Berkeley’s repression of Jewish civil rights won’t be solved by one march, but the change in posture to visible protest is welcome. The students and families tried working with the administration but have been ignored at every turn. A school spokesman even admitted the university would not be taking down the Palestine banner blocking part of campus because, although it clearly violates campus rules, “we assessed that using law-enforcement to clear it would create turmoil.” And God forbid there should be turmoil!

Back to that professor: His name is Ron Hassner, and he is the Israel studies chair at Berkeley. Until the school takes certain steps to ensure the safety of its Jewish students, Hassner isn’t leaving his office. It is a brilliant move both in ways expected and unexpected.

As a sit-in, it complements Monday’s on-campus march as another way the Jewish community at the school is turning protest culture on its head. The only nonviolent civil rights demonstrators in Berkeley are the Jews. But Hassner’s sit-in (live-in?) also became something of a beacon both for faculty and students.

“This has become the happy place, where Jewish students and faculty come to chat with one another and eat together and keep me company and encourage me, because I still smell good,” Hassner told JTA, joking about the fact that he doesn’t have a shower in his office.

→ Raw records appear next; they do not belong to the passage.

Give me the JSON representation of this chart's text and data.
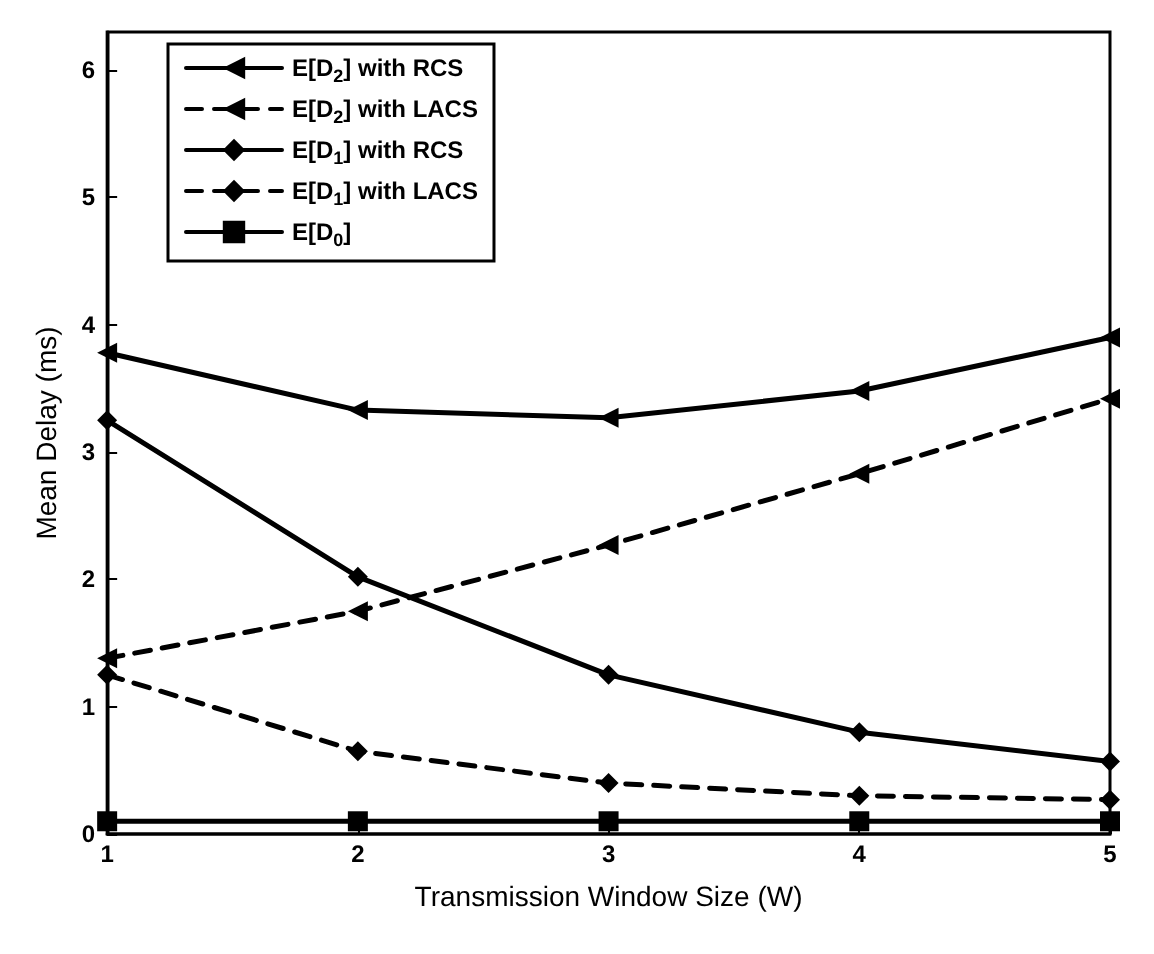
{
  "chart_data": {
    "type": "line",
    "xlabel": "Transmission Window Size (W)",
    "ylabel": "Mean Delay (ms)",
    "x": [
      1,
      2,
      3,
      4,
      5
    ],
    "xlim": [
      1,
      5
    ],
    "xticks": [
      1,
      2,
      3,
      4,
      5
    ],
    "ylim": [
      0,
      6.3
    ],
    "yticks": [
      0,
      1,
      2,
      3,
      4,
      5,
      6
    ],
    "grid": false,
    "legend": "top left",
    "series": [
      {
        "name": "E[D$_{2}$] with RCS",
        "color": "#000000",
        "marker": "triangle",
        "line_style": "solid",
        "values": [
          3.78,
          3.33,
          3.27,
          3.48,
          3.9
        ]
      },
      {
        "name": "E[D$_{2}$] with LACS",
        "color": "#000000",
        "marker": "triangle",
        "line_style": "dashed",
        "values": [
          1.38,
          1.75,
          2.27,
          2.83,
          3.42
        ]
      },
      {
        "name": "E[D$_{1}$] with RCS",
        "color": "#000000",
        "marker": "diamond",
        "line_style": "solid",
        "values": [
          3.25,
          2.02,
          1.25,
          0.8,
          0.57
        ]
      },
      {
        "name": "E[D$_{1}$] with LACS",
        "color": "#000000",
        "marker": "diamond",
        "line_style": "dashed",
        "values": [
          1.25,
          0.65,
          0.4,
          0.3,
          0.27
        ]
      },
      {
        "name": "E[D$_{0}$]",
        "color": "#000000",
        "marker": "square",
        "line_style": "solid",
        "values": [
          0.1,
          0.1,
          0.1,
          0.1,
          0.1
        ]
      }
    ]
  }
}
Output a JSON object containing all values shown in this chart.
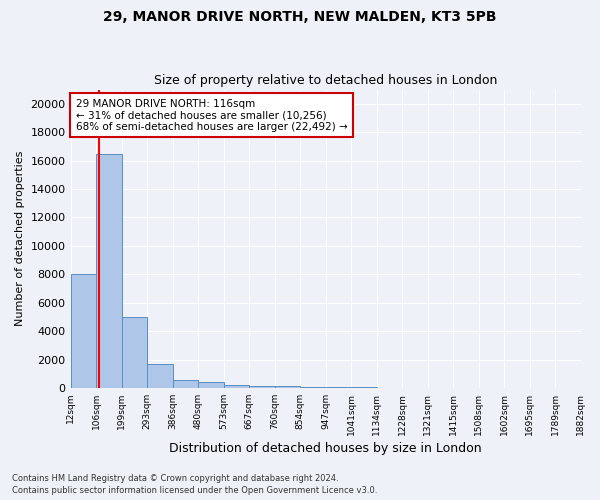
{
  "title1": "29, MANOR DRIVE NORTH, NEW MALDEN, KT3 5PB",
  "title2": "Size of property relative to detached houses in London",
  "xlabel": "Distribution of detached houses by size in London",
  "ylabel": "Number of detached properties",
  "bar_values": [
    8000,
    16500,
    5000,
    1700,
    600,
    400,
    250,
    175,
    150,
    100,
    75,
    50,
    20,
    10,
    5,
    3,
    2,
    1,
    0,
    0
  ],
  "bar_labels": [
    "12sqm",
    "106sqm",
    "199sqm",
    "293sqm",
    "386sqm",
    "480sqm",
    "573sqm",
    "667sqm",
    "760sqm",
    "854sqm",
    "947sqm",
    "1041sqm",
    "1134sqm",
    "1228sqm",
    "1321sqm",
    "1415sqm",
    "1508sqm",
    "1602sqm",
    "1695sqm",
    "1789sqm",
    "1882sqm"
  ],
  "bar_color": "#aec6e8",
  "bar_edge_color": "#5a8fc2",
  "annotation_title": "29 MANOR DRIVE NORTH: 116sqm",
  "annotation_line1": "← 31% of detached houses are smaller (10,256)",
  "annotation_line2": "68% of semi-detached houses are larger (22,492) →",
  "annotation_box_color": "#ffffff",
  "annotation_border_color": "#cc0000",
  "ylim": [
    0,
    21000
  ],
  "yticks": [
    0,
    2000,
    4000,
    6000,
    8000,
    10000,
    12000,
    14000,
    16000,
    18000,
    20000
  ],
  "footer1": "Contains HM Land Registry data © Crown copyright and database right 2024.",
  "footer2": "Contains public sector information licensed under the Open Government Licence v3.0.",
  "bg_color": "#eef2f8",
  "grid_color": "#ffffff"
}
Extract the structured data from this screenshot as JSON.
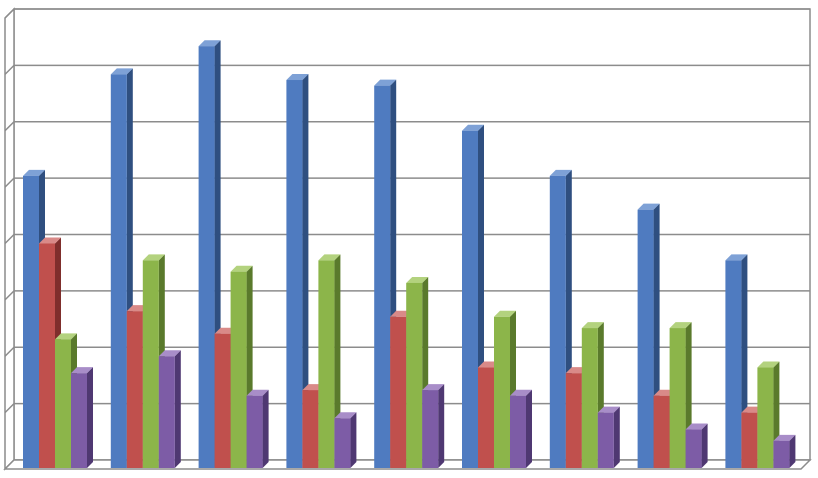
{
  "chart_data": {
    "type": "bar",
    "three_d": true,
    "categories": [
      "",
      "",
      "",
      "",
      "",
      "",
      "",
      "",
      ""
    ],
    "series": [
      {
        "values": [
          5.2,
          7.0,
          7.5,
          6.9,
          6.8,
          6.0,
          5.2,
          4.6,
          3.7
        ]
      },
      {
        "values": [
          4.0,
          2.8,
          2.4,
          1.4,
          2.7,
          1.8,
          1.7,
          1.3,
          1.0
        ]
      },
      {
        "values": [
          2.3,
          3.7,
          3.5,
          3.7,
          3.3,
          2.7,
          2.5,
          2.5,
          1.8
        ]
      },
      {
        "values": [
          1.7,
          2.0,
          1.3,
          0.9,
          1.4,
          1.3,
          1.0,
          0.7,
          0.5
        ]
      }
    ],
    "ylim": [
      0,
      8
    ],
    "gridlines": true,
    "legend": "none",
    "colors": {
      "series_front": [
        "#4f7bc0",
        "#c0504d",
        "#8cb54a",
        "#7d5ca6"
      ],
      "series_side": [
        "#2f4f80",
        "#7f2e2c",
        "#5a7a2c",
        "#4f3872"
      ],
      "series_top": [
        "#7ea1d6",
        "#d98a88",
        "#b3d27e",
        "#a88dc8"
      ],
      "grid": "#8c8c8c",
      "wall": "#ffffff"
    }
  }
}
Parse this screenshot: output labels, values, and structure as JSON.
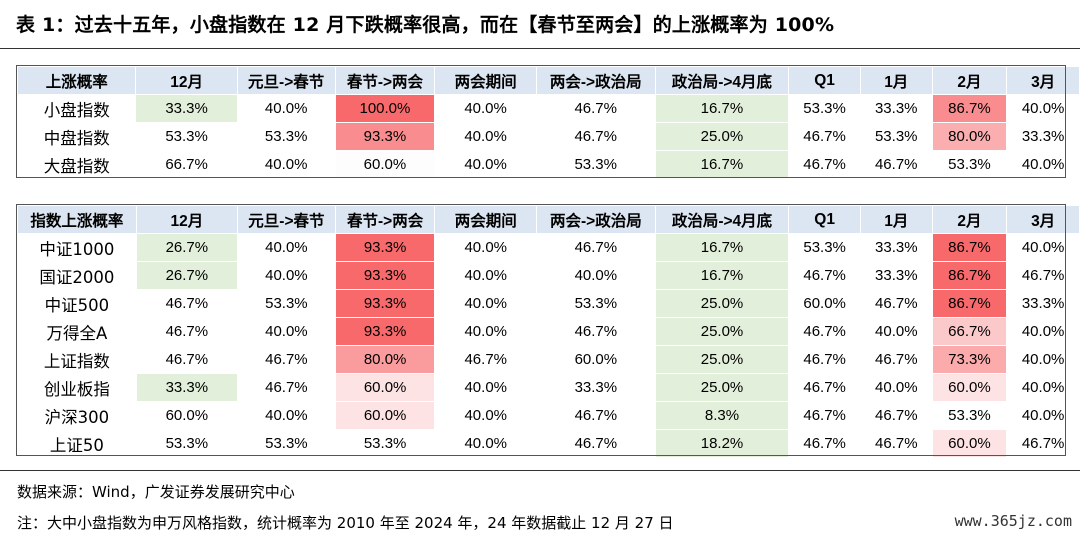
{
  "title": "表 1：过去十五年，小盘指数在 12 月下跌概率很高，而在【春节至两会】的上涨概率为 100%",
  "columns": [
    "12月",
    "元旦->春节",
    "春节->两会",
    "两会期间",
    "两会->政治局",
    "政治局->4月底",
    "Q1",
    "1月",
    "2月",
    "3月"
  ],
  "table1": {
    "header": "上涨概率",
    "rows": [
      {
        "label": "小盘指数",
        "values": [
          "33.3%",
          "40.0%",
          "100.0%",
          "40.0%",
          "46.7%",
          "16.7%",
          "53.3%",
          "33.3%",
          "86.7%",
          "40.0%"
        ]
      },
      {
        "label": "中盘指数",
        "values": [
          "53.3%",
          "53.3%",
          "93.3%",
          "40.0%",
          "46.7%",
          "25.0%",
          "46.7%",
          "53.3%",
          "80.0%",
          "33.3%"
        ]
      },
      {
        "label": "大盘指数",
        "values": [
          "66.7%",
          "40.0%",
          "60.0%",
          "40.0%",
          "53.3%",
          "16.7%",
          "46.7%",
          "46.7%",
          "53.3%",
          "40.0%"
        ]
      }
    ],
    "colors": [
      [
        "#e2efda",
        "#ffffff",
        "#f8696b",
        "#ffffff",
        "#ffffff",
        "#e2efda",
        "#ffffff",
        "#ffffff",
        "#f98c8e",
        "#ffffff"
      ],
      [
        "#ffffff",
        "#ffffff",
        "#f98c8e",
        "#ffffff",
        "#ffffff",
        "#e2efda",
        "#ffffff",
        "#ffffff",
        "#fbaeb0",
        "#ffffff"
      ],
      [
        "#ffffff",
        "#ffffff",
        "#fdfdfd",
        "#ffffff",
        "#ffffff",
        "#e2efda",
        "#ffffff",
        "#ffffff",
        "#ffffff",
        "#ffffff"
      ]
    ]
  },
  "table2": {
    "header": "指数上涨概率",
    "rows": [
      {
        "label": "中证1000",
        "values": [
          "26.7%",
          "40.0%",
          "93.3%",
          "40.0%",
          "46.7%",
          "16.7%",
          "53.3%",
          "33.3%",
          "86.7%",
          "40.0%"
        ]
      },
      {
        "label": "国证2000",
        "values": [
          "26.7%",
          "40.0%",
          "93.3%",
          "40.0%",
          "40.0%",
          "16.7%",
          "46.7%",
          "33.3%",
          "86.7%",
          "46.7%"
        ]
      },
      {
        "label": "中证500",
        "values": [
          "46.7%",
          "53.3%",
          "93.3%",
          "40.0%",
          "53.3%",
          "25.0%",
          "60.0%",
          "46.7%",
          "86.7%",
          "33.3%"
        ]
      },
      {
        "label": "万得全A",
        "values": [
          "46.7%",
          "40.0%",
          "93.3%",
          "40.0%",
          "46.7%",
          "25.0%",
          "46.7%",
          "40.0%",
          "66.7%",
          "40.0%"
        ]
      },
      {
        "label": "上证指数",
        "values": [
          "46.7%",
          "46.7%",
          "80.0%",
          "46.7%",
          "60.0%",
          "25.0%",
          "46.7%",
          "46.7%",
          "73.3%",
          "40.0%"
        ]
      },
      {
        "label": "创业板指",
        "values": [
          "33.3%",
          "46.7%",
          "60.0%",
          "40.0%",
          "33.3%",
          "25.0%",
          "46.7%",
          "40.0%",
          "60.0%",
          "40.0%"
        ]
      },
      {
        "label": "沪深300",
        "values": [
          "60.0%",
          "40.0%",
          "60.0%",
          "40.0%",
          "46.7%",
          "8.3%",
          "46.7%",
          "46.7%",
          "53.3%",
          "40.0%"
        ]
      },
      {
        "label": "上证50",
        "values": [
          "53.3%",
          "53.3%",
          "53.3%",
          "40.0%",
          "46.7%",
          "18.2%",
          "46.7%",
          "46.7%",
          "60.0%",
          "46.7%"
        ]
      }
    ],
    "colors": [
      [
        "#e2efda",
        "#ffffff",
        "#f8696b",
        "#ffffff",
        "#ffffff",
        "#e2efda",
        "#ffffff",
        "#ffffff",
        "#f8696b",
        "#ffffff"
      ],
      [
        "#e2efda",
        "#ffffff",
        "#f8696b",
        "#ffffff",
        "#ffffff",
        "#e2efda",
        "#ffffff",
        "#ffffff",
        "#f8696b",
        "#ffffff"
      ],
      [
        "#ffffff",
        "#ffffff",
        "#f8696b",
        "#ffffff",
        "#ffffff",
        "#e2efda",
        "#ffffff",
        "#ffffff",
        "#f8696b",
        "#ffffff"
      ],
      [
        "#ffffff",
        "#ffffff",
        "#f8696b",
        "#ffffff",
        "#ffffff",
        "#e2efda",
        "#ffffff",
        "#ffffff",
        "#fcc9ca",
        "#ffffff"
      ],
      [
        "#ffffff",
        "#ffffff",
        "#fa9c9d",
        "#ffffff",
        "#ffffff",
        "#e2efda",
        "#ffffff",
        "#ffffff",
        "#fbabac",
        "#ffffff"
      ],
      [
        "#e2efda",
        "#ffffff",
        "#fde3e4",
        "#ffffff",
        "#ffffff",
        "#e2efda",
        "#ffffff",
        "#ffffff",
        "#fde3e4",
        "#ffffff"
      ],
      [
        "#ffffff",
        "#ffffff",
        "#fde3e4",
        "#ffffff",
        "#ffffff",
        "#e2efda",
        "#ffffff",
        "#ffffff",
        "#ffffff",
        "#ffffff"
      ],
      [
        "#ffffff",
        "#ffffff",
        "#ffffff",
        "#ffffff",
        "#ffffff",
        "#e2efda",
        "#ffffff",
        "#ffffff",
        "#fde3e4",
        "#ffffff"
      ]
    ]
  },
  "source": "数据来源：Wind，广发证券发展研究中心",
  "note": "注：大中小盘指数为申万风格指数，统计概率为 2010 年至 2024 年，24 年数据截止 12 月 27 日",
  "watermark": "www.365jz.com"
}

He’s going to teach his classes over Zoom, and he leaves the lights on at night. There is never a moment when a passerby or even someone outside the building who can see the one light on wouldn’t be confronted with Hassner’s reminder of the school’s failures.

Hassner’s demands: Reopen Sather Gate to all students, formally apologize to and reinvite the Israeli guest speaker whose event was canceled by the violent mob, and take up mandatory training in anti-Semitism and Islamophobia by supervisors.

As Meatloaf famously sang, two out of three ain’t bad. The mandatory training part will make no difference, and it misunderstands the nature of the problem. Pro-Hamas hordes on campus are not accidentally drifting from criticism of Israel into anti-Semitism. They are starting and ending at genocidal Jew-hatred, and they have no interest in pretending otherwise. We don’t need people trained to recognize that a student putting their hands around the neck of a Jewish woman on campus and choking her is bad. We need people trained to enforce the rules and ensure those who go around assaulting women never set food on this or any other campus again. They’re not going to get that at Berkeley though, since the administration keeps saying it won’t take down a banner blocking a public walkway.

For now, it’s a pleasure watching students and faculty take up residence in the sight lines of administrators who would otherwise do their best to look away. And it’s encouraging to see that although U.S. college administrators have nary a spine among them, that isn’t true of the Jews.